A capacity market pays power plants and batteries simply for being ready, not for the electricity they actually produce. Think of it like paying a firefighter to stand by on shift, even on days when there are no fires. Great Britain, Ireland, Italy and most of North America already do this. Spain does not - yet. In 2026, it will, for the first time, and under a framework built jointly with the EU’s Electricity Market Reform. For storage developers this is a structural change, not a pricing tweak: the auction is the first serious attempt to pay batteries for being present on the grid, rather than only for what they happen to dispatch. Designed well, it is the instrument that lifts merchant IRRs from the low single digits into the range institutional capital actually requires.
Why Spain needs a capacity market now
The updated PNIEC 2023–2030 places 22.5 GW of storage and 76 GW of solar PV on the system by 2030. The gap between the two numbers is where the flexibility problem lives. On a bright May afternoon, Spain in 2025 is already recording multiple hours of negative day-ahead prices; on a still January evening it still leans heavily on combined-cycle gas and grid imports. A capacity market is the mechanism used in Great Britain, Ireland and most of North America to pay resources for being available at the stress hour. Spain is now following the template with Iberian-specific design, under the EU's Electricity Market Reform Regulation 2024/1747.
What the decree sets up
Royal Decree-law 7/2025, continued by the broader RD 997/2025 package published after the 28 April 2025 blackout, gives MITECO the legal basis to run competitive capacity auctions. The framework permits contracts of up to 15 years for new-build assets, including standalone and hybrid BESS. Existing assets participate on shorter terms, typically 1–3 years. The auction is technology-neutral in principle, with de-rating factors applied by technology to reflect each resource’s contribution to system adequacy at scarcity hours. The first auction is targeted for 2026; volumes and de-rating factors are being defined through CNMC consultation during 2025–2026.
The revenue math
Published revenue-stacking studies on Iberian BESS (including 2024–2025 work from the IIT at Comillas and independent consultancies) model a standalone ~50 MW / 200 MWh Spanish asset across day-ahead arbitrage, aFRR capacity and aFRR energy, with and without a five-year capacity contract. Without capacity payments the modelled IRR lands in the low single digits; a capacity annuity in the low €10k–€13k/MW/year range, layered on top, typically lifts returns by about 4 percentage points on a 20-year horizon.

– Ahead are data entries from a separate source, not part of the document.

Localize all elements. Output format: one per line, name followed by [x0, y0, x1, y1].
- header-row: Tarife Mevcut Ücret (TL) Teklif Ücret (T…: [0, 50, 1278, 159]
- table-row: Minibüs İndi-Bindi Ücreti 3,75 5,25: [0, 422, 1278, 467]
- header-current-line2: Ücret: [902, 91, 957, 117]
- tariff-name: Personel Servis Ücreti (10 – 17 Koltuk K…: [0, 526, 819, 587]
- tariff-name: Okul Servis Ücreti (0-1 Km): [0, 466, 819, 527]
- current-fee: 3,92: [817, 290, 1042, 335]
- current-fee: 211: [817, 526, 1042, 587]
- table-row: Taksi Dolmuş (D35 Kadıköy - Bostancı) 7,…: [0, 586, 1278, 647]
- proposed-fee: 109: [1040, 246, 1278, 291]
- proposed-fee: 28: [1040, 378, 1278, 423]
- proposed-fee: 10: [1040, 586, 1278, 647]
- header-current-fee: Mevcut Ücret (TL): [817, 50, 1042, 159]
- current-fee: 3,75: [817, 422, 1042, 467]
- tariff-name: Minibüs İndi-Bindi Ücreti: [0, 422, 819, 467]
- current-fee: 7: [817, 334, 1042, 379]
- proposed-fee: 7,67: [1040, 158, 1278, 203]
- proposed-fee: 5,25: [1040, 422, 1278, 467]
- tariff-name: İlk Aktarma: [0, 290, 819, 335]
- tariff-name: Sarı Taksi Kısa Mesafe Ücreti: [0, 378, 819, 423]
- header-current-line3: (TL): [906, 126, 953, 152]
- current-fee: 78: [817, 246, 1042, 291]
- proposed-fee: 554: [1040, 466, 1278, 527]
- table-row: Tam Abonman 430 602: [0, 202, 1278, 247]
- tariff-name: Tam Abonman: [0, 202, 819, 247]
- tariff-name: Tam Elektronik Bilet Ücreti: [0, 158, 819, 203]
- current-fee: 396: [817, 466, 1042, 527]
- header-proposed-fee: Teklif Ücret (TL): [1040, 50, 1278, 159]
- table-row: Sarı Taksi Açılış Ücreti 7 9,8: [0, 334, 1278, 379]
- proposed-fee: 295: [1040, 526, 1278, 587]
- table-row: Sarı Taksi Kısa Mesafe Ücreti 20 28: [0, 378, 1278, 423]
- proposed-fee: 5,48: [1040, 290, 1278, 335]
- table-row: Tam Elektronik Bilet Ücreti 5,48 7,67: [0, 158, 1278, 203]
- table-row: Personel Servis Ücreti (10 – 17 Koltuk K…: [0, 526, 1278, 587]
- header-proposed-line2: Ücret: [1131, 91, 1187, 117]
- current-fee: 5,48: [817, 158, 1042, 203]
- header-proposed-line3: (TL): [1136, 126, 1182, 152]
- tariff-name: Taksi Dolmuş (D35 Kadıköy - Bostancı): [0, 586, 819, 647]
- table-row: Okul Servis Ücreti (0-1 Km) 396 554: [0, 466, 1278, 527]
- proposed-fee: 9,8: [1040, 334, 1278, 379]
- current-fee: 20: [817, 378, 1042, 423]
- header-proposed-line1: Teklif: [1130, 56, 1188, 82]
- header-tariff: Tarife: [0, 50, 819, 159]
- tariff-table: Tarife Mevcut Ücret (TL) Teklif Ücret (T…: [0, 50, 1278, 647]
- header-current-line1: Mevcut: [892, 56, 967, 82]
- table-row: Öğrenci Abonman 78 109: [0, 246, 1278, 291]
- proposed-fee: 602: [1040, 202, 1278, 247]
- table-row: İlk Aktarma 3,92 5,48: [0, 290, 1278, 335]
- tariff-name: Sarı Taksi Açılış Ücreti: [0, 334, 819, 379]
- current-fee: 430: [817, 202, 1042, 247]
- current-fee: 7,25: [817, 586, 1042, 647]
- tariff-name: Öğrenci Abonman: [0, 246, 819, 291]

That threshold is a useful anchor. If the cleared capacity price lands meaningfully above €12–13k/MW/year on 15-year terms, the 4-hour BESS pipeline that has been accumulating permits in Spain since 2023 starts to clear financial hurdles at a very different pace than it does today.
What the de-rating factors decide
Capacity markets are won or lost in the de-rating methodology. A 100 MW / 400 MWh battery is not 100 MW of firm capacity at the 18:00 stress hour unless the state-of-charge trajectory across the preceding day permits it. GB uses duration-dependent de-rating, where a 2-hour system is credited materially lower than a 4-hour one. Ireland uses a stricter availability test. Spain’s draft CNMC methodology follows the GB template with an Iberian probabilistic run on REE’s scarcity hours. 2-hour BESS will likely de-rate into the 40–60% range; 4-hour into 70–85%; 6-hour close to 95%. Those numbers drive duration sizing decisions on every project still in pre-design.
Cannibalisation - the real risk
As BESS capacity scales, arbitrage spreads narrow. Capacity payments are supposed to compensate for the component of revenue that thins as competitors arrive. The open question is whether the cleared capacity price will track the true missing-money curve or lag it. In GB the capacity market has consistently cleared below the missing-money curve implied by fundamentals, which is why GB BESS projects still lean heavily on ancillary services and merchant arbitrage. Spain is likely to follow a similar pattern in 2026–2028, with capacity clearing lower than the modelled missing-money threshold in the early auctions while the market builds out de-rating credibility. Projects modelled in 2025 against a 15-year low-€10k/MW/year assumption should stress-test at 30–40% below that number.
What developers should watch in 2026
Three documents: the CNMC final methodology on de-rating factors; the MITECO auction design, including volume cap and clearing rule; and the first list of qualified bidders. Every number on a pro-forma model is sensitive to those three. A well-designed auction will materially accelerate the Spanish BESS pipeline. A poorly-designed one will leave the sector worse off than it is today, because investors will price in regulatory risk on top of merchant risk. Regulation 2024/1747 binds Spain to have a mechanism; it does not bind anyone to clear it at an efficient price.